Richard Corliss of Time magazine elaborates, saying that "The historical epic and the monster movie run on parallel tracks, occasionally colliding but never forming a coherent whole." Christy Lemire of Associated Press meanwhile, comments on the film's tenor and visual effects, saying "What ideally might have been playful and knowing is instead uptight and dreary, with a visual scheme that's so fake and cartoony, it depletes the film of any sense of danger," awarding the film a rating of 1.5 out of 4. Joe Morgenstern of The Wall Street Journal agrees, saying, "Someone forgot to tell the filmmakers ... that the movie was supposed to be fun. Or at least smart."

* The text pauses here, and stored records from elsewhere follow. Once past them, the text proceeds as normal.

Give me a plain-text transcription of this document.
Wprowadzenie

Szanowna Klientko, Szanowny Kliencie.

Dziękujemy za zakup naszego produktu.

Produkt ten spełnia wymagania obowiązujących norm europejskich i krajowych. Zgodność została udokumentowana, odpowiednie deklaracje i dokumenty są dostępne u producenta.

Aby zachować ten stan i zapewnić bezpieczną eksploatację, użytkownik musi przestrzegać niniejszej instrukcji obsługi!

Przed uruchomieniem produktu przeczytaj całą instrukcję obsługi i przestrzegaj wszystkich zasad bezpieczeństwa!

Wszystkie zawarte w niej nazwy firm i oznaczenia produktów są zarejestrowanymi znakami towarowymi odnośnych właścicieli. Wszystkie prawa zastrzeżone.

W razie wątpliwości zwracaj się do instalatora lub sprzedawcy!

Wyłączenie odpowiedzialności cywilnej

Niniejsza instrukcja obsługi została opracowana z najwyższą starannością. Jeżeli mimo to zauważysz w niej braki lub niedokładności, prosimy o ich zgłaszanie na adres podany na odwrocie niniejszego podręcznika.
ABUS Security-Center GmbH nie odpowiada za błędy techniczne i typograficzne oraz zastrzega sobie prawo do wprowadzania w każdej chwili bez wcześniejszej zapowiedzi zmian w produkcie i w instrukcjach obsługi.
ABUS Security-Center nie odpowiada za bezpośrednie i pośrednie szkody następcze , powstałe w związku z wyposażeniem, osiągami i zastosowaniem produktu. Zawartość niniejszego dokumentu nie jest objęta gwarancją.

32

Joe Neumaler of New York Daily News gives the film a rating of 1 out of 5, writing, "This insipid mashup of history lesson and monster flick takes itself semi-seriously, which is truly deadly." The title is praised by Manohla Dargis of The New York Times, who adds, "it's too bad someone had to spoil things by making a movie to go with it." The title is further commented on by Barbara VanDenburgh from the Arizona Republic, who says, "The problem with movies based on a single joke is that a single joke is rarely funny enough to sustain the running time of a feature-length film".
Tony Kushner, the script writer of the actual Abraham Lincoln biopic released that same year, has stated that he thought the film was a "godforsaken mess", although this opinion had nothing to do with a historical perspective.
Positive response meanwhile, came from Marc Savlov of the Austin Chronicle, "Abraham Lincoln: Vampire Hunter has heart to spare, and the occasional silvered bayonet to run it through." USA Today reviewer Scott Bowles remarks, "A stylish slasher of a movie, a monster flick that does its vampires right, if not their real-life counterparts," giving the film 2.5 out of 4. Further acclaim came from Joe Williams of St. Louis Post-Dispatch, who calls it, "The best action movie of the summer," and praising the film for presenting "a surprisingly respectful tone toward American values and their most heroic proponent", calling "the battlefield scenes [...] suitably epic" and finally commending leading star Benjamin Walker, "a towering actor who looks like a young Liam Neeson and never stoops to caricature."
Abraham Lincoln: Vampire Hunter grossed $37,519,139 at the domestic box office and $78,952,441 in International Markets. It received a worldwide total of $116,471,580.
Abraham Lincoln: Vampire Hunter was released on DVD and Blu-ray in the United States and Canada on October 23, 2012.
The soundtrack to Abraham Lincoln: Vampire Hunter as composed by Henry Jackman was released digitally on June 12, 2012 and set to be released physically on July 3, 2012. In addition, Linkin Park's song "Powerless", from their 2012 album Living Things premiered in the official trailer to Abraham Lincoln and was the first song to be played over the closing credits, followed by "The Rampant Hunter". However, the song was not featured in the soundtrack, but still the song was released as a single under the name of soundtrack in Japan.